As Boris Johnson begins the process of gradually easing restrictions after two months of coronavirus lockdown, the ability of England’s public health authorities to quickly “test, track and trace” new cases will become central to controlling the virus and reducing the possibility of an even more damaging second wave.
But there’s another potentially fundamental problem with the strategy that’s been overlooked amid controversies over the number of daily tests being carried out and the NHS contact tracing app. That is, the length of time it’s taking for tests to be conducted, processed by labs, and the results returned to patients.
This lag in turnaround times matters because contact tracing relies on quickly alerting people who have been in contact with an infected person so that they can in turn self-isolate and halt the chain of transmission.
“Rapid turnaround is a critical part of any test, track and trace strategy as you are aiming to quarantine people who could shed the virus quickly,” said Jeremy Hunt, the UK’s former health secretary who now chairs the House of Commons health select committee.
BuzzFeed News has attempted to obtain this information, but the Department of Health and Social Care (DHSC) has repeatedly refused this week to reveal the current average turnaround time for tests.
While the government publishes an update every day on new positive cases in the previous 24 hours alongside the number of tests carried out in that period, it does not disclose when any of these new patients were tested.
DHSC says it aims to return test results within 48 hours of tests being taken at regional test sites, and within 72 hours for home tests.
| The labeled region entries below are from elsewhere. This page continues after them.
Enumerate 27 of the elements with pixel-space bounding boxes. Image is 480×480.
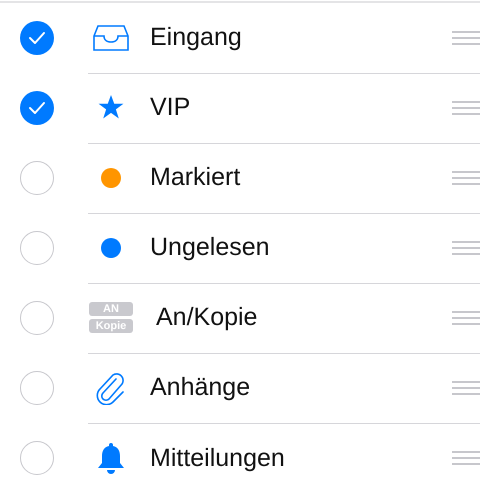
inbox-icon bbox=[93, 24, 129, 50]
reorder-handle-icon[interactable] bbox=[452, 240, 480, 254]
selection-checkbox[interactable] bbox=[20, 161, 54, 195]
mailbox-label: Eingang bbox=[150, 23, 243, 52]
mailbox-label: Anhänge bbox=[150, 373, 252, 402]
mailbox-label: An/Kopie bbox=[156, 303, 258, 332]
paperclip-icon bbox=[96, 370, 126, 404]
mailbox-label: Mitteilungen bbox=[150, 444, 286, 472]
selection-checkbox[interactable] bbox=[20, 231, 54, 265]
selection-checkbox[interactable] bbox=[20, 21, 54, 55]
mailbox-label: Ungelesen bbox=[150, 233, 271, 262]
reorder-handle-icon[interactable] bbox=[452, 100, 480, 114]
checkmark-icon bbox=[28, 101, 46, 115]
reorder-handle-icon[interactable] bbox=[452, 170, 480, 184]
reorder-handle-icon[interactable] bbox=[452, 30, 480, 44]
reorder-handle-icon[interactable] bbox=[452, 310, 480, 324]
checkmark-icon bbox=[28, 31, 46, 45]
star-icon bbox=[98, 95, 124, 120]
selection-checkbox[interactable] bbox=[20, 441, 54, 475]
bell-icon bbox=[97, 442, 125, 474]
selection-checkbox[interactable] bbox=[20, 301, 54, 335]
mailbox-label: Markiert bbox=[150, 163, 242, 192]
reorder-handle-icon[interactable] bbox=[452, 451, 480, 465]
mailbox-label: VIP bbox=[150, 93, 192, 122]
selection-checkbox[interactable] bbox=[20, 371, 54, 405]
selection-checkbox[interactable] bbox=[20, 91, 54, 125]
reorder-handle-icon[interactable] bbox=[452, 380, 480, 394]
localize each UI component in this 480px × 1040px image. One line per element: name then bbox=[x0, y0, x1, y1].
Despite being asked repeatedly by BuzzFeed News whether these targets were being currently met, the department refused to provide an answer. Nor would it say when, on average, new cases published as part of the daily data release had been tested.
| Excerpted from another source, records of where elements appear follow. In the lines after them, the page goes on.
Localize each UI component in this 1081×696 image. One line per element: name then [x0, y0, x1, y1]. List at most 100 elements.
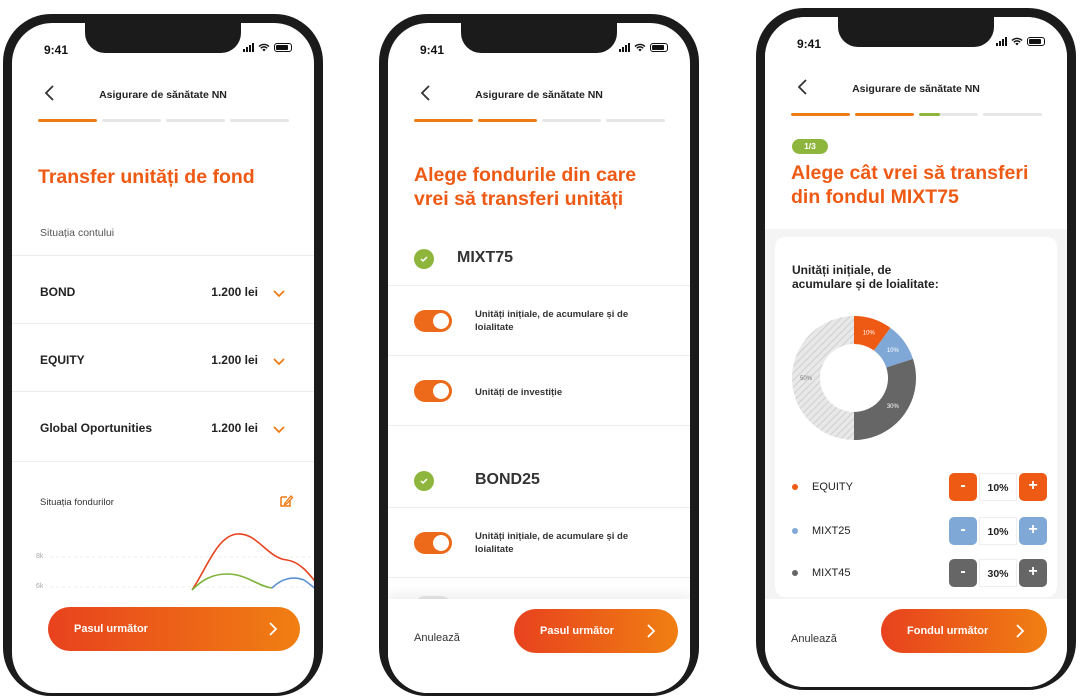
battery-icon [274, 43, 292, 52]
next-step-label: Pasul următor [540, 625, 614, 637]
legend-dot [792, 528, 798, 534]
allocation-donut-chart: 10% 10% 30% 50% [792, 316, 916, 440]
account-value: 1.200 lei [211, 353, 258, 367]
increase-button[interactable]: + [1019, 517, 1047, 545]
next-step-button[interactable]: Pasul următor [48, 607, 300, 651]
progress-step [166, 119, 225, 122]
percentage-value[interactable]: 10% [979, 517, 1017, 545]
cancel-link[interactable]: Anulează [791, 633, 837, 645]
funds-chart [50, 533, 314, 591]
screen-transfer-overview: 9:41 Asigurare de sănătate NN Transfer u… [12, 23, 314, 693]
increase-button[interactable]: + [1019, 559, 1047, 587]
progress-step [542, 119, 601, 122]
wifi-icon [634, 43, 646, 52]
next-step-label: Pasul următor [74, 623, 148, 635]
battery-icon [650, 43, 668, 52]
card-title-line2: acumulare și de loialitate: [792, 277, 939, 291]
notch [838, 17, 994, 47]
account-row-global[interactable]: Global Oportunities 1.200 lei [12, 391, 314, 461]
percentage-stepper: - 30% + [949, 559, 1047, 587]
next-fund-button[interactable]: Fondul următor [881, 609, 1047, 653]
status-time: 9:41 [797, 37, 822, 51]
decrease-button[interactable]: - [949, 473, 977, 501]
status-time: 9:41 [420, 43, 445, 57]
signal-icon [996, 37, 1007, 46]
top-bar: Asigurare de sănătate NN [765, 73, 1067, 103]
battery-icon [1027, 37, 1045, 46]
header-title: Asigurare de sănătate NN [852, 83, 980, 95]
next-fund-label: Fondul următor [907, 625, 989, 637]
card-title-line1: Unități inițiale, de [792, 263, 892, 277]
progress-step [919, 113, 978, 116]
progress-step [414, 119, 473, 122]
allocation-fund-name: MIXT45 [812, 567, 851, 579]
fund-option-row[interactable]: Unități inițiale, de acumulare și de loi… [388, 507, 690, 577]
chevron-down-icon[interactable] [272, 425, 286, 435]
percentage-value[interactable]: 10% [979, 473, 1017, 501]
divider [388, 577, 690, 618]
progress-step [478, 119, 537, 122]
notch [85, 23, 241, 53]
percentage-value[interactable]: 30% [979, 559, 1017, 587]
donut-slice-label: 10% [887, 348, 900, 354]
edit-icon[interactable] [278, 493, 294, 509]
chevron-right-icon [269, 622, 278, 636]
account-name: BOND [40, 285, 76, 299]
account-name: Global Oportunities [40, 421, 153, 435]
phone-frame-2: 9:41 Asigurare de sănătate NN Alege fond… [379, 14, 699, 696]
page-title-line1: Alege cât vrei să transferi [791, 162, 1029, 184]
check-circle-icon[interactable] [414, 249, 434, 269]
chart-line-green [191, 573, 273, 591]
phone-frame-3: 9:41 Asigurare de sănătate NN 1/3 Alege … [756, 8, 1076, 690]
toggle-switch[interactable] [414, 532, 452, 554]
donut-slice-mixt45 [854, 358, 916, 440]
page-title-line2: vrei să transferi unități [414, 188, 624, 210]
fund-option-row[interactable]: Unități de investiție [388, 355, 690, 425]
notch [461, 23, 617, 53]
divider [388, 425, 690, 426]
chevron-right-icon [1016, 624, 1025, 638]
header-title: Asigurare de sănătate NN [475, 89, 603, 101]
decrease-button[interactable]: - [949, 559, 977, 587]
screen-select-funds: 9:41 Asigurare de sănătate NN Alege fond… [388, 23, 690, 693]
allocation-row-mixt45: MIXT45 - 30% + [775, 559, 1057, 587]
divider [12, 461, 314, 462]
progress-step [791, 113, 850, 116]
chevron-down-icon[interactable] [272, 357, 286, 367]
next-step-button[interactable]: Pasul următor [514, 609, 678, 653]
account-name: EQUITY [40, 353, 85, 367]
funds-section-label: Situația fondurilor [40, 497, 114, 508]
progress-step [230, 119, 289, 122]
fund-name: MIXT75 [457, 249, 514, 266]
header-title: Asigurare de sănătate NN [99, 89, 227, 101]
fund-option-row[interactable]: Unități inițiale, de acumulare și de loi… [388, 285, 690, 355]
top-bar: Asigurare de sănătate NN [12, 79, 314, 109]
progress-step [855, 113, 914, 116]
account-value: 1.200 lei [211, 285, 258, 299]
toggle-switch[interactable] [414, 380, 452, 402]
decrease-button[interactable]: - [949, 517, 977, 545]
check-circle-icon[interactable] [414, 471, 434, 491]
page-title-line1: Alege fondurile din care [414, 164, 637, 186]
account-row-bond[interactable]: BOND 1.200 lei [12, 255, 314, 323]
account-value: 1.200 lei [211, 421, 258, 435]
legend-dot [792, 570, 798, 576]
fund-name: BOND25 [475, 471, 540, 488]
cancel-link[interactable]: Anulează [414, 632, 460, 644]
allocation-card: Unități inițiale, de acumulare și de loi… [775, 237, 1057, 597]
increase-button[interactable]: + [1019, 473, 1047, 501]
footer-bar: Anulează Fondul următor [765, 599, 1067, 687]
donut-slice-label: 50% [800, 376, 813, 382]
progress-bar [791, 113, 1042, 116]
stage: 9:41 Asigurare de sănătate NN Transfer u… [0, 0, 1081, 696]
step-badge: 1/3 [792, 139, 828, 154]
account-row-equity[interactable]: EQUITY 1.200 lei [12, 323, 314, 391]
donut-slice-label: 10% [863, 330, 876, 336]
signal-icon [243, 43, 254, 52]
progress-step [606, 119, 665, 122]
chevron-down-icon[interactable] [272, 289, 286, 299]
top-bar: Asigurare de sănătate NN [388, 79, 690, 109]
allocation-fund-name: EQUITY [812, 481, 853, 493]
toggle-switch[interactable] [414, 310, 452, 332]
wifi-icon [1011, 37, 1023, 46]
One current figure emerged during the prime minister’s statement in Parliament on Monday, though not from the government front bench. Johnson was asked by Conservative MP Kevin Hollinrake whether the contact tracing system would be “more effective” if the time taken to process results could be reduced from “the current five days to as little as 24 hours”.
“Speed of turnaround is crucial in improving our testing,” the prime minister agreed. “We have done 100,000 tests again yesterday, I am pleased to say, but clearly pace of turnaround is absolutely critical for getting up to where we need to be — 200,000, as he knows, by the end of the month, and then a much more ambitious programme thereafter.”
Hollinrake, who represents Thirsk and Malton, told BuzzFeed News that the five-day figure he cited was the current turnaround in some settings, such as care homes, but in some cases it was taking even longer.
BuzzFeed News put the five-day claim to DHSC. Again, it declined to give an answer.
Public Health England (PHE), whose labs are responsible for NHS swab testing of those with a medical need and, where possible, the most critical key workers, says it takes 24–48 hours to process a test once a sample reaches a lab. But it takes time for the sample to be sent to the lab, and then more time for the result to be sent back to the person who took the test.
PHE said it could not comment on the total time from test taken to result because it was only responsible for lab processing time.